Medical diagrams at Wat Pho

Medical diagrams at Wat Pho

Anyway, when we steered clear of those conversations, we had a good time, and I was glad to have gone out for one night in Bangkok. (Oh no, I did it again.) The next day I went to the Grand Palace, but by the time I got there, every tour group in Thailand was shoving its way into the gates, and it was too overwhelming. I walked along the outer wall and crossed the street to Wat Pho instead.
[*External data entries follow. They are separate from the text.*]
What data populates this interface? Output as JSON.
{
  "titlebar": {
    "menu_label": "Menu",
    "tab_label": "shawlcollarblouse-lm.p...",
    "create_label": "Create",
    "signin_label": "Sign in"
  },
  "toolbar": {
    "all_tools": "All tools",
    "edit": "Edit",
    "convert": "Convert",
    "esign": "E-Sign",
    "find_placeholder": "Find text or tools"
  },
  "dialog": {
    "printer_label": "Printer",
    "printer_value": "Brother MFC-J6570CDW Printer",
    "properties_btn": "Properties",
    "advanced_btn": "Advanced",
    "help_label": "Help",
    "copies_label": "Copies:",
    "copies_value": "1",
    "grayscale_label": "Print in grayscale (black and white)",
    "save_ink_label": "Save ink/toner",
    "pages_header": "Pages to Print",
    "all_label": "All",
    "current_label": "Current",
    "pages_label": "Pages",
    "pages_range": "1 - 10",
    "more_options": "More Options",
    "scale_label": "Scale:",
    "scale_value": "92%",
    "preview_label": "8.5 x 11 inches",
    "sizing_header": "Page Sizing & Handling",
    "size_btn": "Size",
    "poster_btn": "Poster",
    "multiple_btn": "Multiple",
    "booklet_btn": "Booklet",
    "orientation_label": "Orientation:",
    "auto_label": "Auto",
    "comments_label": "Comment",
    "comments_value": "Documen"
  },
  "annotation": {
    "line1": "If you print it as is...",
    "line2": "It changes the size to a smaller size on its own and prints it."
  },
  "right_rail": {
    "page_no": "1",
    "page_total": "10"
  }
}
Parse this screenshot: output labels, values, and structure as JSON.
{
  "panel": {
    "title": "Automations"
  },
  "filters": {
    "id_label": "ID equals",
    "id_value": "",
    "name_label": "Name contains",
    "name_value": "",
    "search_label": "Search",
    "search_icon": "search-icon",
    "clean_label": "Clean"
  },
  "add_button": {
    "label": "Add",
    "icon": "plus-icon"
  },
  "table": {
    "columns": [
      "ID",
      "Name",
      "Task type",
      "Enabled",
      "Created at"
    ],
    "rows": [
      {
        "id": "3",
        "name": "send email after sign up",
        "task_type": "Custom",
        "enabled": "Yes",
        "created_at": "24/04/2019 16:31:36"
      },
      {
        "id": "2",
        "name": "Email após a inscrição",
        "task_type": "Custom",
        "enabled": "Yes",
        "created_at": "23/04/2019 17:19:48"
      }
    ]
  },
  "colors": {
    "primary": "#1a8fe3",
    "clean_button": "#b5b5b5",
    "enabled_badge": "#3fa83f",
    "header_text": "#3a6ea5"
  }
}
Reclining Buddha in Wat Po

Reclining Buddha in Wat Po

Wat Pho (or Po) is a beautiful complex. It contains the largest reclining Buddha in Thailand, covered in gold leaf and housed in a building barely big enough for it. Pillars hold up the roof and split up the view of the buddha, which is too bad for taking in its magnificence in one look, but did give intriguing glimpses as I walked down toward the feet. The soles of the buddha’s feet are covered in intricate mother-of-pearl decorations, which were lovely. The rest of the grounds contain a massage school, a shrine to a seated buddha, and small stupas. There was also a small display on President Obama’s visit to the temple in November 2012, including the gift he brought with him–a candle from Chesapeake Bay. A candle? Really? A candle is what you get someone when you don’t know them well enough to know what to get them. Surely someone on the team could’ve tried a little harder.

The feet of the reclining buddha

The feet of the reclining buddha

After I walked around the wat, I collected my luggage, spent far too long finding a minibus, and got to Ayutthaya for a few hours of sightseeing before headed farther north. A whirlwind trip to Bangkok.

*Usually I use full names in my stories, but since I dwell on the negative parts of my time with H, I thought that imprudent.